EasyJet pilots strike in Spain

EasyJet's Spanish pilots walked out on Friday, calling for the reinstatement of conditions they enjoyed before the coronavirus pandemic, two weeks after a strike by the low-cost carrier's cabin crew had resulted in a deal.

EasyJet pilots strike in Spain

Easyjet’s Spanish pilots walked out on Friday, calling for the reinstatement of conditions they enjoyed before the coronavirus pandemic, two weeks after a strike by the low-cost carrier’s cabin crew had resulted in a deal.

Coming at the height of the summer tourist season, the new Easyjet stoppages will add to the problems facing the sector.

Cabin crew at budget rival Ryanair have been staging 24-hour walkouts since June, which are likely to continue until January 2023, unions said.

The Easyjet pilots, for their part, are staging a first three-day strike from Friday at the airports of Barcelona, Malaga and the Mediterranean islands of Palma de Majorca and Minorca, the SEPLA union said.

Two more three-day walkouts are planned later in August.

“This is the only possible alternative for the pilots’ representatives, after more than six months of negotiations, at which the company has rejected all proposals made,” the union said.

The airline cancelled eight flights on Friday, most of them from Barcelona, Spain’s second-busiest airport.

“During the worst months of the pandemic, we agreed to lower our salaries to guarantee not only jobs, but the survival of the company itself in Spain,” the union said.

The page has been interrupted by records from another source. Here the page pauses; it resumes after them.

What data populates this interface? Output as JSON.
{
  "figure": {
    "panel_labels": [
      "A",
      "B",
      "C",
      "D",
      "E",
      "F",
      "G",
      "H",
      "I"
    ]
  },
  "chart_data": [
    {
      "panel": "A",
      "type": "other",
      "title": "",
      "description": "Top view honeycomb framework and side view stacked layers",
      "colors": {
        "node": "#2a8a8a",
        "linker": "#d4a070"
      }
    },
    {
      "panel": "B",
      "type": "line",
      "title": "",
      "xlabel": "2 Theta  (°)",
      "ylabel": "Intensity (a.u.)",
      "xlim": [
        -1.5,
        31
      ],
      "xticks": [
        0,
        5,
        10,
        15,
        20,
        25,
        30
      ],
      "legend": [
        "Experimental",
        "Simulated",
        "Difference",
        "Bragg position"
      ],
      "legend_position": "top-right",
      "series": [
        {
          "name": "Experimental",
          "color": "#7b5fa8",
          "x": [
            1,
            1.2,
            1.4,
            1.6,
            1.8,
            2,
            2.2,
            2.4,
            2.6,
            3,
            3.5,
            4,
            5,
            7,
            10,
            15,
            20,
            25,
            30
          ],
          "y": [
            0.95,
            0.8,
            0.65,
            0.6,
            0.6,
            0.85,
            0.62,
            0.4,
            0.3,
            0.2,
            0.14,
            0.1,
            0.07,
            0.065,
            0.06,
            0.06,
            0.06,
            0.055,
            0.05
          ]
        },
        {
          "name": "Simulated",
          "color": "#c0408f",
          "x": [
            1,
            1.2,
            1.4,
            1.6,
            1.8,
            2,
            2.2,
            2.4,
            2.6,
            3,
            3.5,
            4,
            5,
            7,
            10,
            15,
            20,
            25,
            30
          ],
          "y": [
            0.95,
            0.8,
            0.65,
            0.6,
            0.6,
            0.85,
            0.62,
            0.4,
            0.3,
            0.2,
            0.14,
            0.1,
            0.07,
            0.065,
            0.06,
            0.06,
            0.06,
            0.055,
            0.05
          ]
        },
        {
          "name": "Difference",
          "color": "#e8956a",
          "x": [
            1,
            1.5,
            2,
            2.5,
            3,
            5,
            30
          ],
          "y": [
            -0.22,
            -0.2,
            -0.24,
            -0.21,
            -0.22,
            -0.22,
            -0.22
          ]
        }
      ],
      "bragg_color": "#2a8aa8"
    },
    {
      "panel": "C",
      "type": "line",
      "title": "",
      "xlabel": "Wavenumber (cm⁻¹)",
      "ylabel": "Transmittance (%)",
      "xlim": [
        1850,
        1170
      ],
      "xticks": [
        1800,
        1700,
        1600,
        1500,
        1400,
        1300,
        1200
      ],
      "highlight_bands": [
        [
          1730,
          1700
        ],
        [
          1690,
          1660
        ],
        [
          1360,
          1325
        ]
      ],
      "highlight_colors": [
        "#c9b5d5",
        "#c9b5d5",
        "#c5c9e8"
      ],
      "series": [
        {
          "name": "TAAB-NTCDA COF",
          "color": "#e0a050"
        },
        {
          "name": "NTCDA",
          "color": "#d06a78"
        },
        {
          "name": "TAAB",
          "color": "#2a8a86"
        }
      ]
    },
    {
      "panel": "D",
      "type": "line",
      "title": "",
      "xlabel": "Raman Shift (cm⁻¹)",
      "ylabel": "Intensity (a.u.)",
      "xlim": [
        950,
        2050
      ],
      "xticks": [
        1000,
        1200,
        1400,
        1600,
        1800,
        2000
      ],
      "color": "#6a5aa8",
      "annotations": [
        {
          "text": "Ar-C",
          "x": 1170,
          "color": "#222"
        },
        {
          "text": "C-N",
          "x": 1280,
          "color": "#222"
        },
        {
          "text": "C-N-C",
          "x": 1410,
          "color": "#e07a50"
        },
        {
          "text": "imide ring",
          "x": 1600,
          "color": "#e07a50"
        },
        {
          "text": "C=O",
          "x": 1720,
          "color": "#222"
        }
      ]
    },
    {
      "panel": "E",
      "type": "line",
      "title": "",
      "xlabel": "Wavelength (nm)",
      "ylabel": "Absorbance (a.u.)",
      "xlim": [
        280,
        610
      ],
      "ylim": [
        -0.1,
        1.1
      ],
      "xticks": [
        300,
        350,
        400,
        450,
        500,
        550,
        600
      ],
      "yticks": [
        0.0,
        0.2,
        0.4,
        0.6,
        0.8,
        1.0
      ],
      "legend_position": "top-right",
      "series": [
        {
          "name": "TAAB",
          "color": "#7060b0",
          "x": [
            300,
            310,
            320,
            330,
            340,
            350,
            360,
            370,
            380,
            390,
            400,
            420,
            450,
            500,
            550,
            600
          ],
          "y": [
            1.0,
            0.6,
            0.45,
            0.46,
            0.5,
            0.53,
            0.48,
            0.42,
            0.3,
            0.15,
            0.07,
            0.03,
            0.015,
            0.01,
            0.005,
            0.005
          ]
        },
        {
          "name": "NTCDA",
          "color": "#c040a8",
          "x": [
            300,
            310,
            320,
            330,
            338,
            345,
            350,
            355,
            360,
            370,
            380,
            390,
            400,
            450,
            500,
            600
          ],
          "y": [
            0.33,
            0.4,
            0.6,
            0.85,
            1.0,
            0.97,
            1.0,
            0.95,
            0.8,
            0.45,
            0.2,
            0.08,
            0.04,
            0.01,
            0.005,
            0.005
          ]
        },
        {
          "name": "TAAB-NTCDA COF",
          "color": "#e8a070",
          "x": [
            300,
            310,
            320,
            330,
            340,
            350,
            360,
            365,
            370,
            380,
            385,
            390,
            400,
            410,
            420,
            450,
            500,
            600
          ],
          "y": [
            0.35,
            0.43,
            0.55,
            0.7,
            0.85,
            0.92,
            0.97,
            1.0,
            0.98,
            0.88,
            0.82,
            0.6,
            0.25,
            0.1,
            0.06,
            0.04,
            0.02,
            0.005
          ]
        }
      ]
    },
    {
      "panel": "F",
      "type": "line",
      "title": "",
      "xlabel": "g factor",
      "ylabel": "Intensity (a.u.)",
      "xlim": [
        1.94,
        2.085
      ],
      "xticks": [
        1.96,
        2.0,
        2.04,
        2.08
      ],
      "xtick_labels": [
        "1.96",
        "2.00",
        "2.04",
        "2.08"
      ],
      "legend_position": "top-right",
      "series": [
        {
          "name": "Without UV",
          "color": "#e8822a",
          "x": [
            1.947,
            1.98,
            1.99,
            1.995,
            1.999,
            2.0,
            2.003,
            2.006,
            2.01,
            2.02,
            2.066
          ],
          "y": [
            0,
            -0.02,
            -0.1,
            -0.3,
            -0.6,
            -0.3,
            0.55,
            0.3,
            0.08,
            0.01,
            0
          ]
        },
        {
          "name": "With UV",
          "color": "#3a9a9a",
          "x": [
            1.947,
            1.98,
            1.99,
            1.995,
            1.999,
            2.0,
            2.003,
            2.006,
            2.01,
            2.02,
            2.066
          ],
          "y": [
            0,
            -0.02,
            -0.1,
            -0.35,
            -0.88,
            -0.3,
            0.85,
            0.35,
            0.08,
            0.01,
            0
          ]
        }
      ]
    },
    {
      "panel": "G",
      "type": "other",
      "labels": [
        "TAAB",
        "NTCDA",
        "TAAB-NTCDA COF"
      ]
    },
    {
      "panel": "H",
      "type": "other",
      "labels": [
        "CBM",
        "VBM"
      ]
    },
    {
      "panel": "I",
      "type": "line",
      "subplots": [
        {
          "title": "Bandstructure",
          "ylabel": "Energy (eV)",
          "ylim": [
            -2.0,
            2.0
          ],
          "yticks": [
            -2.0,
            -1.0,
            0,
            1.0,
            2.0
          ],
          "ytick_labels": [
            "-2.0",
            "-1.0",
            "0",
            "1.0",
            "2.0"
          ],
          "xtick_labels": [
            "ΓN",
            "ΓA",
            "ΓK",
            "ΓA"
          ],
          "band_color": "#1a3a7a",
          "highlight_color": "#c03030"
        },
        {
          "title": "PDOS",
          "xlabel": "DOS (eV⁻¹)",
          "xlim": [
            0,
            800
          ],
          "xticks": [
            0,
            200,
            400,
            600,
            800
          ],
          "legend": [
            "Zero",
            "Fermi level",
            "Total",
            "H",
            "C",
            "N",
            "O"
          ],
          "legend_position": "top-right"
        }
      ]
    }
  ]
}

Now, however, the company “refuses to recover the working conditions. “We are not asking for anything that we did not have two years ago,” said a union spokesman.

In late July, EasyJet said it took a sizeable financial hit from sector-wide disruptions, notably staff shortages, but still slashed quarterly losses as demand recovered.

Just days later, EasyJet cabin crews ended their strike, after reaching a deal with management to raise wages by 22 percent over three years.